Per la ministra per le Riforme istituzionali Elisabetta Casellati la questione del voto degli italiani all’estero «esiste, ma verrà affrontata nella prossima legge elettorale»
Il disegno di legge sul premierato tornerà all’attenzione dell’Aula del Senato martedì, per concludere la discussione generale ed entrare nel vivo il giorno successivo con l’esame degli emendamenti, ma restano ancora molti i nodi da sciogliere. Il gruppo di costituzionalisti, ormai noto come i “Riformisti trasversali” (di cui fanno parte gli esponenti di ’Io cambio’, ’Libertà Eguale’, ’Magna Carta’, ’Riformismo e libertà’), insiste sulla necessità che il governo intervenga in tempi rapidi per risolvere almeno una questione: quella che riguarda il voto degli italiani all’estero. «Sarebbe davvero assurdo che si andasse avanti con l’esame del testo senza affrontare prima un problema così rilevante», osserva uno di loro, Stefano Ceccanti. «Perché spero che si voglia evitare di correre il rischio – incalza Gaetano Quagliariello, già ministro per le riforme nel governo di Enrico Letta – che i 5 milioni di italiani residenti all’estero riescano a determinare l’elezione o meno di un premier in Italia».

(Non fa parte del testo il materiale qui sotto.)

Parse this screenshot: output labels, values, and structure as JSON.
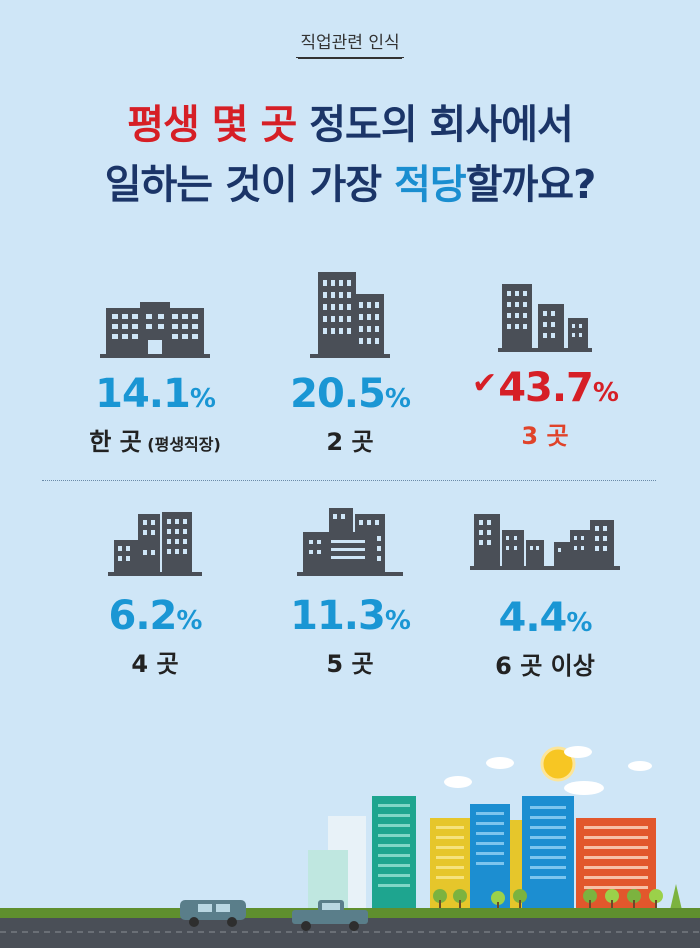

Casellati: questione affrontata in legge elettorale
Ma la ministra per le Riforme istituzionali Elisabetta Casellati è molto chiara sul punto: «La questione del voto degli italiani all’estero esiste, ma verrà affrontata nella prossima legge elettorale alla quale sto già lavorando». Ribadisce di prestare «molta attenzione a questo tema», dicendosi pronta ad «ascoltare ogni suggerimento». «Ma si tratta di un argomento che intendiamo affrontare nella legge elettorale e non nella riforma costituzionale», afferma, assicurando che la legge elettorale «verrà presentata durante il passaggio dal Senato alla Camera del disegno di legge sul premierato».
Ipotesi copertura costituzionale
«Questo però non può bastare – ribatte Ceccanti – perché per risolvere il problema serve una copertura costituzionale». «Se nella riforma si scrive che il premier è eletto a suffragio universale e diretto – spiega – 1 vale 1 e quindi i 5 milioni di italiani all’estero pesano per la Costituzione il 10%». Mentre per «la Camera e il Senato loro hanno un diritto di tribuna del 2%». «Come si farebbe quindi ad avere un risultato omogeneo e razionale se le basi sono diverse per Costituzione?» chiede ancora Ceccanti. Analoga la posizione di Quagliariello. «Attendiamo fiduciosi – dichiara il presidente di ’Magna Carta’ – e lo dico con spirito costruttivo: i problemi che incombono sul premierato e non mi riferisco solo agli italiani all’estero, non possono trovare tutti soluzione nella legge elettorale che rischia di trasformarsi in una sorta di vaso di Pandora». Alcuni nodi, per sciogliersi, osserva, «devono avere anche una copertura istituzionale. Spero solo che il governo non se ne accorga troppo tardi».
La proposta di modifica
I “riformisti trasversali” avevano messo a punto alcune proposte di modifica al ddl, che sono state fatte proprie e presentate in Parlamento dal senatore di Italia Viva, Ivan Scalfarotto, e tra queste c’è anche quella per risolvere il problema degli italiani all’estero. Si tratta, in particolare, di un emendamento che punta ad assegnare la vittoria non sulla base dei voti, ma dei seggi. «Noi la nostra proposta l’abbiamo fatta – conclude Ceccanti – e la mettiamo a disposizione di chi vuole una riforma efficace e inattaccabile».
Vittoria non sulla base dei voti ma dei seggi
«È eletto primo ministro il candidato collegato con il raggruppamento politico che ha ottenuto la maggioranza assoluta dei seggi in entrambe le Camere», si legge nel terzo comma dell’articolo 92 così come riscritto dai costituzionalisti bipartisan. Nel caso in cui nessuno superi il 50% si svolge il ballottaggio, ed «è eletto primo ministro il candidato che ha ottenuto il maggior numero dei voti validi al ballottaggio». Come si vede si parla di primo ministro «eletto» sì, ma non a «suffragio universale e diretto». Il motivo è che in questo modo, determinando cioè al primo turno l’esito delle elezioni in base ai seggi e non ai voti, si lascia il voto dei cinque milioni di italiani all’estero incanalato nella circoscrizione ad hoc che elegge 4 senatori e 8 deputati. Diversamente, con elezione «diretta», ognuno di quei 5 milioni di voti varrebbe uno rischiando di sovvertire qualsiasi risultato in patria.